À Edo, deux groupes d’hommes se haïssent farouchement pour des raisons fallacieuses. À leur tête se trouve un patriarche adorant son animal de compagnie. L’un préfère son chat tandis que l’autre ne jure que par son chien. Afin de mettre la pagaille et humilier ses adversaires, le jeune successeur des friands de canidés, Yonezawa Saburôta (Totsugi Shigeyuki – The Quiz Show), demande à Kyûtarô d’aller tuer Tamanojô. Derrière sa mine austère, le héros cache un cœur tout mou et ne réussit pas à commettre ce crime qu’il juge en plus plutôt dégradant pour sa condition d’épéiste. Il dissimule cette jolie boule de poils blanche chez lui et cherche à reprendre ses activités habituelles. Peu d’informations transpirent sur ce protagoniste si ce n’est qu’il a quitté sa femme et sa fille pour la capitale. Il part tous les jours quémander du travail auprès d’un seigneur du coin et se heurte à chaque fois au refus catégorique et railleur de l’homme montant la garde joué par Nukumizu Yôichi (Tonsure). La solide interprétation de Kitamura Kazuki continue de plaire, lui qui parvient à se montrer attendrissant et quelque peu inquiétant. Le rônin se laisse rapidement toucher par son chat et commence à sourire. Forcément, le supposé meurtre de l’animal met le feu aux poudres dans cette ville animée et les deux bandes s’échauffent surtout que les héritiers n’hésitent jamais à fomenter des plans ridicules. S’y ajoutent un samouraï opportuniste, Shimazaki Shinuemon (Terawaki Yasufumi – Aibô), et un jeune garçon, Zenba Shinsuke (Asari Yôsuke – Môsô Kanojo), avide de vengeance après l’assassinat de son père. Le scénario ne se borne pas à la lutte entre les ennemis, mais injecte une dimension plus mélodramatique et un petit peu trop didactique et convenue pour passionner. La série a pour elle de faire preuve de beaucoup de naturel, ce qui n’est pas nécessairement le cas du film. Si les moments avec le félin se veulent toujours plaisants et attendrissants, ils se noient régulièrement dans le reste. De même, la finesse de la psychologie de Kyûtarô, ses doutes, tergiversations et ses difficultés à communiquer avec les siens se limitent à de vagues esquisses en dépit d’une réponse quant à la raison du renvoi de son ancien clan. Encore une fois, ceux n’ayant pas découvert le matériel original n’en tiendront sûrement pas rigueur, mais les autres, si. Tout y est ici beaucoup plus précipité, moins riche, bien qu’amusant à suivre.
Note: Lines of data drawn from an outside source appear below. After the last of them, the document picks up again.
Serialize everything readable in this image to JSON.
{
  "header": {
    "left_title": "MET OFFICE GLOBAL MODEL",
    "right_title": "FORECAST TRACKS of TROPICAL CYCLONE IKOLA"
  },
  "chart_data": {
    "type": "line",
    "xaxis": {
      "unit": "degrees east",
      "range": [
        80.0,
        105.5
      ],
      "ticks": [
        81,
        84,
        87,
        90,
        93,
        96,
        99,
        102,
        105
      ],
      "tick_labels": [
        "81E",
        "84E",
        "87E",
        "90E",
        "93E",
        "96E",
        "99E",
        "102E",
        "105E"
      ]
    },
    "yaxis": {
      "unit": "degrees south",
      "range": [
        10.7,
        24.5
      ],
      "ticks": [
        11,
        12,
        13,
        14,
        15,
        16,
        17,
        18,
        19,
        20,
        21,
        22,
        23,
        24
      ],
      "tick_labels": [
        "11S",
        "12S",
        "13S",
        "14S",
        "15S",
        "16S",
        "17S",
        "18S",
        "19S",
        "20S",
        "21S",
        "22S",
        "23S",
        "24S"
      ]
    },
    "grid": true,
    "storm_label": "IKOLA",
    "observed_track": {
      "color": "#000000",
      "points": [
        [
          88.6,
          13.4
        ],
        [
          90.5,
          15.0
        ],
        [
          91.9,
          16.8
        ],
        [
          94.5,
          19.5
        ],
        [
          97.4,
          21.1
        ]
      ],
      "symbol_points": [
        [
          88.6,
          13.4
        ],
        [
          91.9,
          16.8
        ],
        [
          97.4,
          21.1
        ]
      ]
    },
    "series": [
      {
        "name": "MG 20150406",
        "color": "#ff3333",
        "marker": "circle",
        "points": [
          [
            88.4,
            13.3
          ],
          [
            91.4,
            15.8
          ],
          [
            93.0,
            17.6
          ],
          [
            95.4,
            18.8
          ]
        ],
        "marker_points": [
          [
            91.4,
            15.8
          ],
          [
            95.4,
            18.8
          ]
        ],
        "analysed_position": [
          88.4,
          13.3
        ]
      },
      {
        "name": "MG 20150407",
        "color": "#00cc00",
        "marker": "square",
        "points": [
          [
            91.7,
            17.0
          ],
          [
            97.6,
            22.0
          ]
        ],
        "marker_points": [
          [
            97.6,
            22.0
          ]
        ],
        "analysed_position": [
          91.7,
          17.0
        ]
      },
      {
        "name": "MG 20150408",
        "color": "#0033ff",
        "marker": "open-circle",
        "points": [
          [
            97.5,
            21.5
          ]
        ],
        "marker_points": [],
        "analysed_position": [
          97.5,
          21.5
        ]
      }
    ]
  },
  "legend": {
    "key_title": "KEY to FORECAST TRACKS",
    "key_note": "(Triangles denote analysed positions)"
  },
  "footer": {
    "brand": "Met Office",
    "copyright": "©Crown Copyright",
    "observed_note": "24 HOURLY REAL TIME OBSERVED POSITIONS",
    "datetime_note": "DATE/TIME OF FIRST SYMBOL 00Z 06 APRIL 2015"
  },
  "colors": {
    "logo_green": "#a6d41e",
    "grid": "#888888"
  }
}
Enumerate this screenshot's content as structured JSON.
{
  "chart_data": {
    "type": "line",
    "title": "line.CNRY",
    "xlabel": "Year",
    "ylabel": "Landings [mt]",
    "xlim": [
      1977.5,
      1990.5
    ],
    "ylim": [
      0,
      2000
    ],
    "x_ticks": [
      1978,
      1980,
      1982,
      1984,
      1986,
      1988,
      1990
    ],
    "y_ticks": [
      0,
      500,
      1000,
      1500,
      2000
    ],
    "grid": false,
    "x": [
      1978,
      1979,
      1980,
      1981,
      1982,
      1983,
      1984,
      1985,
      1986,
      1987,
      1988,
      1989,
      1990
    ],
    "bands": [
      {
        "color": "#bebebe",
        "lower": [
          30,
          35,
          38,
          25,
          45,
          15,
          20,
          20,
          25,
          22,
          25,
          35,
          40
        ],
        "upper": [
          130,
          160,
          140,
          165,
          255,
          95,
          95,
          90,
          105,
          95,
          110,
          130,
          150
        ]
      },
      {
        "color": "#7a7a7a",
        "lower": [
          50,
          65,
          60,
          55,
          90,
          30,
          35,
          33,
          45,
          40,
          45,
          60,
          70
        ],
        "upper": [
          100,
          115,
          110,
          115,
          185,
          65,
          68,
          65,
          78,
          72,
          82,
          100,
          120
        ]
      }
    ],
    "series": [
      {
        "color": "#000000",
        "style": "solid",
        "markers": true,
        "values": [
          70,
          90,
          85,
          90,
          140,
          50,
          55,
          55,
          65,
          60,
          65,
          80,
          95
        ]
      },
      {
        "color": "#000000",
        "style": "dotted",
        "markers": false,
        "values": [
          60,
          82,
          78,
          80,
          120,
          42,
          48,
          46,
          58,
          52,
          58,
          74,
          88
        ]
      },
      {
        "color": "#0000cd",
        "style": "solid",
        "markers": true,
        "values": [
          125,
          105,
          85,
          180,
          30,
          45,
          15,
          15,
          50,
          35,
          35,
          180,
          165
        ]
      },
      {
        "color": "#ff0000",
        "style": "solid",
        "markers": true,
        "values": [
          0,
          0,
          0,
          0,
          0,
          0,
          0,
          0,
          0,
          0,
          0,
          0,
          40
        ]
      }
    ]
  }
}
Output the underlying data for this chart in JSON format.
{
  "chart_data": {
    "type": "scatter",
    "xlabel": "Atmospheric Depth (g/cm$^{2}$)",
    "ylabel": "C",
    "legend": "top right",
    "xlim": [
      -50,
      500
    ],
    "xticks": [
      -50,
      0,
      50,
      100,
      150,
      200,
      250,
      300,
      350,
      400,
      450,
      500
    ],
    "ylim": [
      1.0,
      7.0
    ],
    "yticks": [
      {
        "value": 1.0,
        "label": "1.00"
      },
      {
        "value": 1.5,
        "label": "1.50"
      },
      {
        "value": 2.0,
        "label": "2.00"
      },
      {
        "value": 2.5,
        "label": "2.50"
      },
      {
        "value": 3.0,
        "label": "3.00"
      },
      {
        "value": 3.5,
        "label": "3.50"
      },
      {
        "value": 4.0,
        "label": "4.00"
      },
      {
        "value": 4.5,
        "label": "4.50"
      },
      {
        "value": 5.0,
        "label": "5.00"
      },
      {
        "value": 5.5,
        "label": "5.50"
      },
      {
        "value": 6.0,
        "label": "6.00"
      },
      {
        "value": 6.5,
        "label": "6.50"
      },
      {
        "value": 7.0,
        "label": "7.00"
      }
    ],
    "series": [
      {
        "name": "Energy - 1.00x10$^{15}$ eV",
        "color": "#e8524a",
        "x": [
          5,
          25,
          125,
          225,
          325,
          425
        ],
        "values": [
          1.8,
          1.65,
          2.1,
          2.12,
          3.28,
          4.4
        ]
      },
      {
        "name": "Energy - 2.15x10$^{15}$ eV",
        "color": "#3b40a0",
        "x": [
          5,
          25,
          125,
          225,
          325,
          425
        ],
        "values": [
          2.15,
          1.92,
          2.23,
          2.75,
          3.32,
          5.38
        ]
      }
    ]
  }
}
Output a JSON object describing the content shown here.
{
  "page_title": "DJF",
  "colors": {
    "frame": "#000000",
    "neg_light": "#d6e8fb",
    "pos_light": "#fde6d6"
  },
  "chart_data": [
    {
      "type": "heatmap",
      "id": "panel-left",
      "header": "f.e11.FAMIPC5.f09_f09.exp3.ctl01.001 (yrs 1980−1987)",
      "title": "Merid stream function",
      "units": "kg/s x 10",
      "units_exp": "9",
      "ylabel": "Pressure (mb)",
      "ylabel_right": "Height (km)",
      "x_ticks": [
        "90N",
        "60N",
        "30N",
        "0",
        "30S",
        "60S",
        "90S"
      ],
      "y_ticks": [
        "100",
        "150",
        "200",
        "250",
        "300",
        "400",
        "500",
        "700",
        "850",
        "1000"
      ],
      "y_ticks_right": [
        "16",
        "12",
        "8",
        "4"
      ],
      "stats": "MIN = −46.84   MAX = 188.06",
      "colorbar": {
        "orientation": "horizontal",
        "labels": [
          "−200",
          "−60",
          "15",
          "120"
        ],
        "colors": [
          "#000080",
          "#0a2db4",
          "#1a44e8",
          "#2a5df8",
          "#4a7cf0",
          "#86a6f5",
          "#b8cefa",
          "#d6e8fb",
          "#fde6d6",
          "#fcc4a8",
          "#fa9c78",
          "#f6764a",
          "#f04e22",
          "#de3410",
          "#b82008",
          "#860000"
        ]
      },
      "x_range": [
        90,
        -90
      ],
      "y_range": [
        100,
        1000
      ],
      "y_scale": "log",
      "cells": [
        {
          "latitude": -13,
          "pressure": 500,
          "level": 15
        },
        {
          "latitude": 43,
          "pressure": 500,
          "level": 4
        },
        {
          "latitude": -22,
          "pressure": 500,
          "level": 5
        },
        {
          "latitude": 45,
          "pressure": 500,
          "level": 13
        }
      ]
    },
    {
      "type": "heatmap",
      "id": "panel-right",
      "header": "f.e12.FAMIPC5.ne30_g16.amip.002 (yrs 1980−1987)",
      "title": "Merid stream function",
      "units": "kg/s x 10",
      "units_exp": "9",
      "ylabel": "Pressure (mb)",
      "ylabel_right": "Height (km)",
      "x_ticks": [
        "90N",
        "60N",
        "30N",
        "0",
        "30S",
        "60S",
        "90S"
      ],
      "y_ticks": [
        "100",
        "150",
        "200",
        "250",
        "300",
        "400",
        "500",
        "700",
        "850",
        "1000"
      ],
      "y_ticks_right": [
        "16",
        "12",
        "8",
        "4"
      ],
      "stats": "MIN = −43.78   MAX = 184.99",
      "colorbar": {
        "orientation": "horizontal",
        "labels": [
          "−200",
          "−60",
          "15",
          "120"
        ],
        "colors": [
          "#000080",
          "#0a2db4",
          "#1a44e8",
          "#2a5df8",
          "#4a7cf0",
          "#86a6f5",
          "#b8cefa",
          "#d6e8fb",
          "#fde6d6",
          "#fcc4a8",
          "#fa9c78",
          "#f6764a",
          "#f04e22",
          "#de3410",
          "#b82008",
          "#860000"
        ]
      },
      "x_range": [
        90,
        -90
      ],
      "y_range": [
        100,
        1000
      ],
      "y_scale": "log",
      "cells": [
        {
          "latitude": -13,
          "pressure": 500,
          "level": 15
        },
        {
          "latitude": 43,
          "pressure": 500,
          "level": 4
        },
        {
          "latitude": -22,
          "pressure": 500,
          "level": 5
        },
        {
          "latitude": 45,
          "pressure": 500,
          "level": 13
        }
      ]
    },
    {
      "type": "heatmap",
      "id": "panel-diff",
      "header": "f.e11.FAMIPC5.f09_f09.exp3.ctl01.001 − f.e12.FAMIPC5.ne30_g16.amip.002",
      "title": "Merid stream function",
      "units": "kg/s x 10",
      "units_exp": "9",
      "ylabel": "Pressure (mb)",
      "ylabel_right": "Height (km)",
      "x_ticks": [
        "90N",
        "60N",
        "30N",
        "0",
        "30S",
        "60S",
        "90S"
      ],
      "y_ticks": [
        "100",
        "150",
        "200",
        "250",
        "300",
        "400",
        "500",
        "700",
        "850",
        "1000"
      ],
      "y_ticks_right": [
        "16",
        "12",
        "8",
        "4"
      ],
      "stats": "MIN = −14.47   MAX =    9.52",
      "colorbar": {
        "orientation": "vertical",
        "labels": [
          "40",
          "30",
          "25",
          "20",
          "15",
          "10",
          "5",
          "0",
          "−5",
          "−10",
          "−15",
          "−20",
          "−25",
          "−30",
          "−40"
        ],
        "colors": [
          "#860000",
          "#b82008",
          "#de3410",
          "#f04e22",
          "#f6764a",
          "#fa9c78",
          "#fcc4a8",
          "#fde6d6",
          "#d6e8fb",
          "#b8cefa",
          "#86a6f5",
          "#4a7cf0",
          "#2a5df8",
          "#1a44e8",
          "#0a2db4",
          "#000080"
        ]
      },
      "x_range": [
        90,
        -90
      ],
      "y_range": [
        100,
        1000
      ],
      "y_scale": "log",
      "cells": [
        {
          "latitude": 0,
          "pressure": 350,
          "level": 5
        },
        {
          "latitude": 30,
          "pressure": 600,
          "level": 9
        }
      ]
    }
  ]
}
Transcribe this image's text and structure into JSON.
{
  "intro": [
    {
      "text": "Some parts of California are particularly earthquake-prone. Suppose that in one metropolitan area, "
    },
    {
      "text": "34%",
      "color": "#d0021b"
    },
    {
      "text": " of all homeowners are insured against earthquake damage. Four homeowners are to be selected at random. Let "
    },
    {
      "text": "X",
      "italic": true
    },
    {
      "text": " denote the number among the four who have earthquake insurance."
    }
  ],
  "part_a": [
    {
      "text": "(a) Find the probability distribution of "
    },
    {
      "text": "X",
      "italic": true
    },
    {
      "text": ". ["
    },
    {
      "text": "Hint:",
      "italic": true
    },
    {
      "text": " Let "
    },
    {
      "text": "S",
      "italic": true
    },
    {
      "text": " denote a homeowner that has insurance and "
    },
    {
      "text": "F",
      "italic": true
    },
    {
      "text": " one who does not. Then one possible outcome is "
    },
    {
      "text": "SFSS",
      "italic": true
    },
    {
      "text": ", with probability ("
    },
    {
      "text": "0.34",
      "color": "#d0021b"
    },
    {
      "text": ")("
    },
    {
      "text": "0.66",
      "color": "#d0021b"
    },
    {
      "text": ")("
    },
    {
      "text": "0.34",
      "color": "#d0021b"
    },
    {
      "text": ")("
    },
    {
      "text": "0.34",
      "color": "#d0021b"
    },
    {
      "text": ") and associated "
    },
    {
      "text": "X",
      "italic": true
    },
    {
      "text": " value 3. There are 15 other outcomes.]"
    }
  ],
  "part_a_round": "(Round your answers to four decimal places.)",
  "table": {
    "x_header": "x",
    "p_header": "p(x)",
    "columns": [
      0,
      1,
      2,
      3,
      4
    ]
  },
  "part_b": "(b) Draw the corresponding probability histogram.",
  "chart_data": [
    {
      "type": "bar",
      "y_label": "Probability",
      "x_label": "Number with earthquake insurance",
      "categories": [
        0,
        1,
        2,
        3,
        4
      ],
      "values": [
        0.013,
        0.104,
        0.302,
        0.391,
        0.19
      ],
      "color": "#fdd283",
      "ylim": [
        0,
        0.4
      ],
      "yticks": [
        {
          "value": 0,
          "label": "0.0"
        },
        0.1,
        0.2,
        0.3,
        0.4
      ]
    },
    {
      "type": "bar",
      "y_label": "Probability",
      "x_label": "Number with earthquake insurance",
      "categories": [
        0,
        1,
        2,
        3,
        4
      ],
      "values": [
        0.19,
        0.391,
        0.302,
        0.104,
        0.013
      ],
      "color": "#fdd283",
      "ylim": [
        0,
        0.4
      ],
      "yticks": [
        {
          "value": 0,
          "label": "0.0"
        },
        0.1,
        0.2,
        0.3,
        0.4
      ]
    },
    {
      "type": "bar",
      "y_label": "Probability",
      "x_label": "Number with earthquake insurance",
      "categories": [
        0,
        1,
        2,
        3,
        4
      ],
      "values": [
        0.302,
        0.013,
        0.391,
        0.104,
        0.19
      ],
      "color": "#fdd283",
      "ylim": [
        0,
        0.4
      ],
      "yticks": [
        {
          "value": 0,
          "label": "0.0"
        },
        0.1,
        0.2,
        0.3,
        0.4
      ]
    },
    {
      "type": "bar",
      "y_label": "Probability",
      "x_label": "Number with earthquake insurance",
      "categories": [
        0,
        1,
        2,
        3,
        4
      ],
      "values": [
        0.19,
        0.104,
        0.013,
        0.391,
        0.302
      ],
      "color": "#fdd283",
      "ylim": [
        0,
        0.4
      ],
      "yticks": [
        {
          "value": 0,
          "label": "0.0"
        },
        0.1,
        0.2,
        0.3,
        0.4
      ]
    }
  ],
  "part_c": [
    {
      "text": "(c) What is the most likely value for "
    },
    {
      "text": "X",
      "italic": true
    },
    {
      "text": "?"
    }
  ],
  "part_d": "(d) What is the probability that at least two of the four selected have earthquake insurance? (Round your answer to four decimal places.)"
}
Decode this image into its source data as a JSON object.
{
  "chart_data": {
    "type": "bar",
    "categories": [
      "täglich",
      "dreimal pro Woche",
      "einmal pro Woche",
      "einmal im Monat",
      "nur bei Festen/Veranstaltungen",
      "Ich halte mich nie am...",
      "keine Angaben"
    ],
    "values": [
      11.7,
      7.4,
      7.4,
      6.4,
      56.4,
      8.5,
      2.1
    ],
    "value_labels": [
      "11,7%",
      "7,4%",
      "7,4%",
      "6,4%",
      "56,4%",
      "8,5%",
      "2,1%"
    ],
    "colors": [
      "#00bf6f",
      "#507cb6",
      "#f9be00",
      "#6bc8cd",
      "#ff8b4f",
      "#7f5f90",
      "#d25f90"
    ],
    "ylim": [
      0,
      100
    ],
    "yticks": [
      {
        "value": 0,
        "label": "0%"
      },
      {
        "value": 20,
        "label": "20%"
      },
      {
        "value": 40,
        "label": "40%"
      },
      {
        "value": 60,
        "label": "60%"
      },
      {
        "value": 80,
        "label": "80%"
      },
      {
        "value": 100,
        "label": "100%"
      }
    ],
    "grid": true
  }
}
En résumé, le long-métrage Neko Zamurai ne vaut pas du tout un visionnage si l’on a testé la première saison de la série télévisée tant il se borne à une banale réécriture. Les principaux éléments de l’intrigue de départ sont repris avec ce samouraï à la mine patibulaire s’attachant à un mignon chat tout blanc, mais il n’est plus vraiment question de son quotidien et des personnages récurrents. La simplicité initiale se transforme en un récit davantage enlevé s’émaillant de quelques traits plus grossiers et classiques. Certes subsistent l’humour sensiblement absurde, la perpétuelle bonne ambiance et les scènes adorables avec cette fameuse boule de poils, mais en comparaison avec ce que l’on connaît déjà, il s’avère compliqué de ne pas faire la fine bouche. Et tant qu’à plonger dans cet univers, autant se contenter de la fiction du petit écran qui, elle, mérite plus que le coup d’œil.